Bug #15271 Result for VIEWs with ALGORITHM=TEMPTABLE not cached
Submitted: 27 Nov 2005 14:38 Modified: 7 Jul 2017 9:14
Reporter: Beat Vontobel (Silver Quality Contributor) (OCA) Email Updates:
Status: Won't fix Impact on me:
None 
Category:MySQL Server: Views Severity:S4 (Feature request)
Version:5.0.16-standard-log-i686-glibc23 OS:Linux (Linux 2.4.21 (SuSE Professional))
Assigned to: Assigned Account CPU Architecture:Any

[27 Nov 2005 14:38] Beat Vontobel
Description:
In a VIEW with ALGORITHM=TEMPTABLE the result of the underlying VIEW query (the temporary VIEW table) would be an excellent (or even necessary) candidate for caching.
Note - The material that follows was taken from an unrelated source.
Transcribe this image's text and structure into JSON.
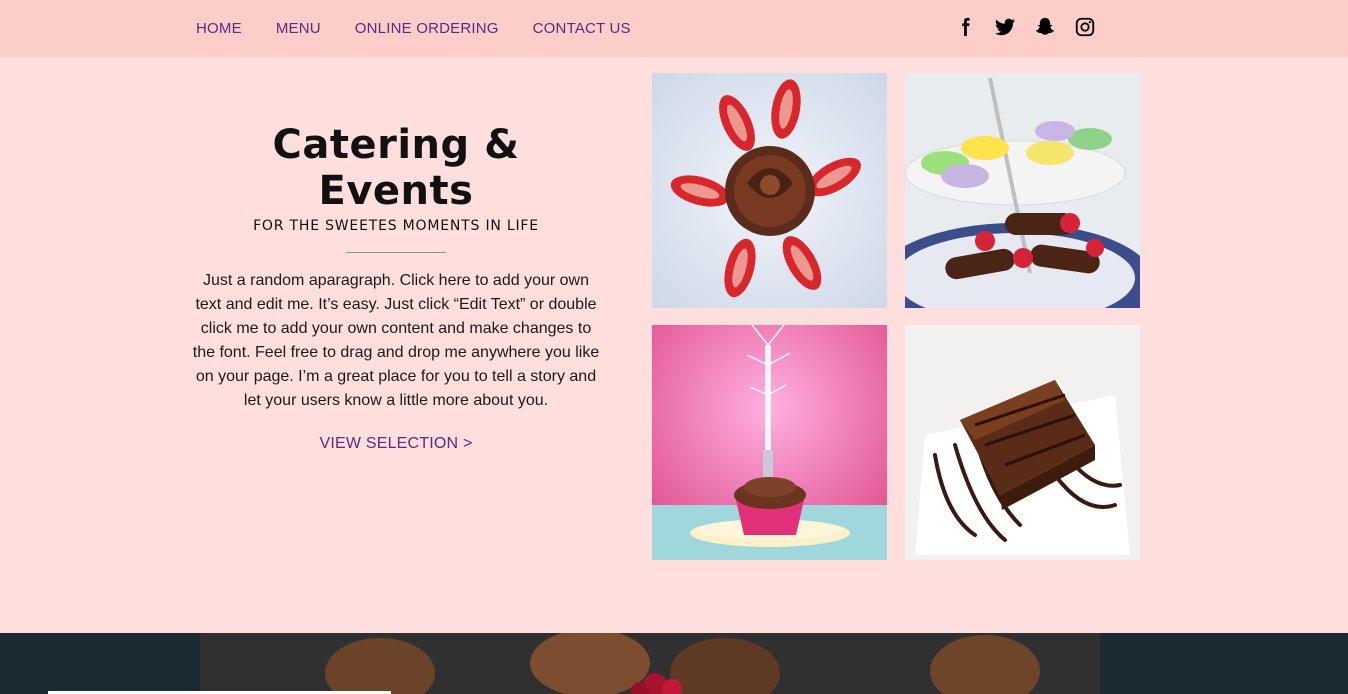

The manual states: "In MySQL 5.0, queries generated by views are cached." However this only seems to apply for VIEWs with ALGORITHM=MERGE or the final result of a query against a view with ALGORITHM=TEMPTABLE. The TEMPTABLE itself seems to be rebuilt on every single query against the VIEW, what makes expensive VIEWs with ALGORITHM=TEMPTABLE almost unusable (that's why I gave it an S3 instead of an S5 for only performance).

How to repeat:
mysql> SHOW VARIABLES LIKE '%query_cache%';
+------------------------------+----------+
| Variable_name                | Value    |
+------------------------------+----------+
| have_query_cache             | YES      |
| query_cache_limit            | 1048576  |
| query_cache_min_res_unit     | 4096     |
| query_cache_size             | 67108864 |
| query_cache_type             | ON       |
| query_cache_wlock_invalidate | OFF      |
+------------------------------+----------+
6 rows in set (0.00 sec)

mysql> CREATE TABLE t (i INT);
Query OK, 0 rows affected (0.00 sec)

mysql> delimiter //
mysql> CREATE PROCEDURE fill_t(e INT) BEGIN WHILE e DO INSERT INTO t VALUES (e); SET e := e - 1; END WHILE; END //
Query OK, 0 rows affected (0.01 sec)

mysql> delimiter ;
mysql> CALL fill_t(1000000);
Query OK, 1 row affected (38.08 sec)

mysql> CREATE ALGORITHM=TEMPTABLE VIEW v AS SELECT * FROM t WHERE i = 1;
Query OK, 0 rows affected (0.01 sec)

mysql> SELECT * FROM v;
+------+
| i    |
+------+
|    1 |
+------+
1 row in set (0.20 sec)

mysql> SELECT * FROM v;
+------+
| i    |
+------+
|    1 |
+------+
1 row in set (0.00 sec)

mysql> SELECT i FROM v;
+------+
| i    |
+------+
|    1 |
+------+
1 row in set (0.21 sec)

The final result from the first SELECT is cached, as the execution time suggests. The third query however shows that the underlying TEMPTABLE of the VIEW is rebuilt on every query.

Suggested fix:
Cache the TEMPTABLE result of VIEWs.
[27 Nov 2005 14:39] Beat Vontobel
Sorry, forget to set it to S3.
[27 Nov 2005 16:18] Valeriy Kravchuk
Thank you for a problem report. 

When I tried to repeat the behaviour you described I've got a crash on latest 5.0.17-BK. Just as described in http://bugs.mysql.com/bug.php?id=15119. I believe, the fix to that bug will help with your problem too. 

Please, wait for the patch to be released, check the caching with it and inform about the results.
[27 Nov 2005 17:24] Oleksandr Byelkin
Thank you for bugreport! But our Query cache do not cache parts of query. It work with query text and intercepts results on a network layer. So I think I misunderstood you in the forum. I thought that you meant query with tempteble view. Maybe in somepoint we will cache results of "views"/"subqueries in the FROM clause" but it will be some different cache.
[27 Nov 2005 17:38] Beat Vontobel
> It work with query text

I was aware of this and thought it would be easy to apply the same to the query text of a VIEW...

> and intercepts results on a network layer.

...but this is of course a problem and doesn't make it easy to expand the existent query cache to work with queries inside a VIEW. As you say this will probably be a completely different approach. I hope you can live with it if I keep it as a feature request, as this would greatly improve the usability and performance of expensive VIEWs.